Jusque là, il n’avait jamais semblé pressé de se marier, aimant faire la fête et pratiquer des activités sportives. Après être resté longtemps dans l’ombre de son père Rainier ou encore de ses soeurs archi médiatisées, le souverain semble avoir gagné en assurance pour célébrer à 53 ans son mariage.

Quelque 800 invités seront installés en arc de cercle derrière les mariés, dont le représentant de la couronne britannique, le prince Edward, fils cadet d’Elisabeth II.

Le défilé des arrivées sera clos par le président français Nicolas Sarkozy, dont le pays entretient des liens historiques et administratifs étroits avec la principauté.

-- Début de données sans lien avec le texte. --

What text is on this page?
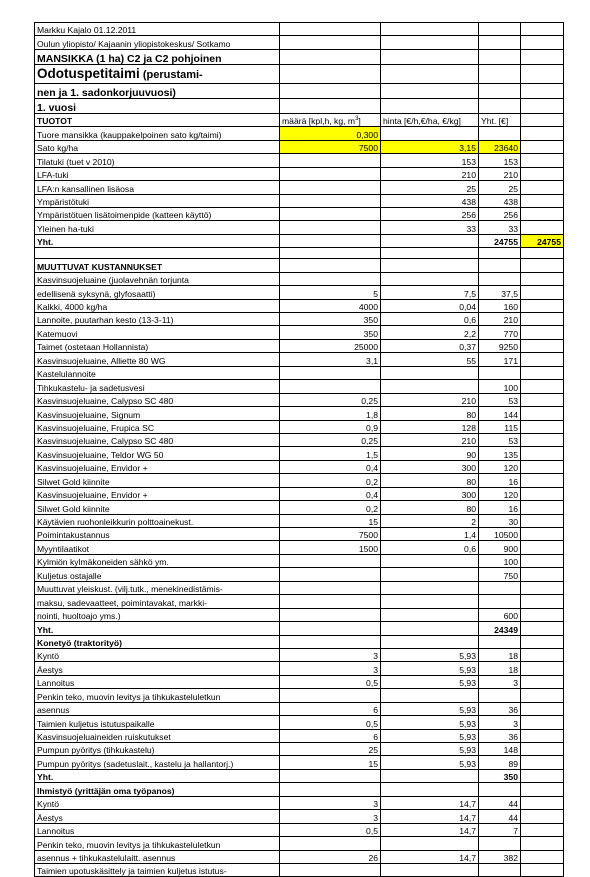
Markku Kajalo 01.12.2011				
Oulun yliopisto/ Kajaanin yliopistokeskus/ Sotkamo				
MANSIKKA (1 ha) C2 ja C2 pohjoinen				
Odotuspetitaimi (perustami-				
nen ja 1. sadonkorjuuvuosi)				
1. vuosi				
TUOTOT	määrä [kpl,h, kg, $m^3$]	hinta [€/h,€/ha, €/kg]	Yht. [€]	
Tuore mansikka (kauppakelpoinen sato kg/taimi)	0,300			
Sato kg/ha	7500	3,15	23640	
Tilatuki (tuet v 2010)		153	153	
LFA-tuki		210	210	
LFA:n kansallinen lisäosa		25	25	
Ympäristötuki		438	438	
Ympäristötuen lisätoimenpide (katteen käyttö)		256	256	
Yleinen ha-tuki		33	33	
Yht.			24755	24755

MUUTTUVAT KUSTANNUKSET				
Kasvinsuojeluaine (juolavehnän torjunta				
edellisenä syksynä, glyfosaatti)	5	7,5	37,5	
Kalkki, 4000 kg/ha	4000	0,04	160	
Lannoite, puutarhan kesto (13-3-11)	350	0,6	210	
Katemuovi	350	2,2	770	
Taimet (ostetaan Hollannista)	25000	0,37	9250	
Kasvinsuojeluaine, Alliette 80 WG	3,1	55	171	
Kastelulannoite				
Tihkukastelu- ja sadetusvesi			100	
Kasvinsuojeluaine, Calypso SC 480	0,25	210	53	
Kasvinsuojeluaine, Signum	1,8	80	144	
Kasvinsuojeluaine, Frupica SC	0,9	128	115	
Kasvinsuojeluaine, Calypso SC 480	0,25	210	53	
Kasvinsuojeluaine, Teldor WG 50	1,5	90	135	
Kasvinsuojeluaine, Envidor +	0,4	300	120	
Silwet Gold kiinnite	0,2	80	16	
Kasvinsuojeluaine, Envidor +	0,4	300	120	
Silwet Gold kiinnite	0,2	80	16	
Käytävien ruohonleikkurin polttoainekust.	15	2	30	
Poimintakustannus	7500	1,4	10500	
Myyntilaatikot	1500	0,6	900	
Kylmiön kylmäkoneiden sähkö ym.			100	
Kuljetus ostajalle			750	
Muuttuvat yleiskust. (vilj.tutk., menekinedistämis-				
maksu, sadevaatteet, poimintavakat, markki-				
nointi, huoltoajo yms.)			600	
Yht.			24349	
Konetyö (traktorityö)				
Kyntö	3	5,93	18	
Äestys	3	5,93	18	
Lannoitus	0,5	5,93	3	
Penkin teko, muovin levitys ja tihkukasteluletkun				
asennus	6	5,93	36	
Taimien kuljetus istutuspaikalle	0,5	5,93	3	
Kasvinsuojeluaineiden ruiskutukset	6	5,93	36	
Pumpun pyöritys (tihkukastelu)	25	5,93	148	
Pumpun pyöritys (sadetuslait., kastelu ja hallantorj.)	15	5,93	89	
Yht.			350	
Ihmistyö (yrittäjän oma työpanos)				
Kyntö	3	14,7	44	
Äestys	3	14,7	44	
Lannoitus	0,5	14,7	7	
Penkin teko, muovin levitys ja tihkukasteluletkun				
asennus + tihkukastelulaitt. asennus	26	14,7	382	
Taimien upotuskäsittely ja taimien kuljetus istutus-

Le couple a boudé la cathédrale où la princesse Grace et le prince Rainier s’étaient unis, voici 55 ans, un cadre qui aurait limité la liste des invités à 500.

Une centaine de musiciens pourront ainsi prendre place dans la Cour d’honneur, dont l’orchestre philharmonique de Monte-Carlo, les choeurs de l’opéra de Monte-Carlo, de grands solistes internationaux ou encore les petits chanteurs de Monaco.

La cérémonie terminée, le couple partira en voiture décapotable jusqu’à la chapelle Sainte-Dévote pour un traditionnel dépôt du bouquet de la mariée.

Place ensuite à un dîner de noces méditerranéen préparé par Alain Ducasse pour 500 convives privilégiés. Après la pièce montée et le feu d’artifice, 200 amis du couple rejoindront l’opéra métamorphosé en piste de danse, pour fêter l’événement jusqu’à l’aube.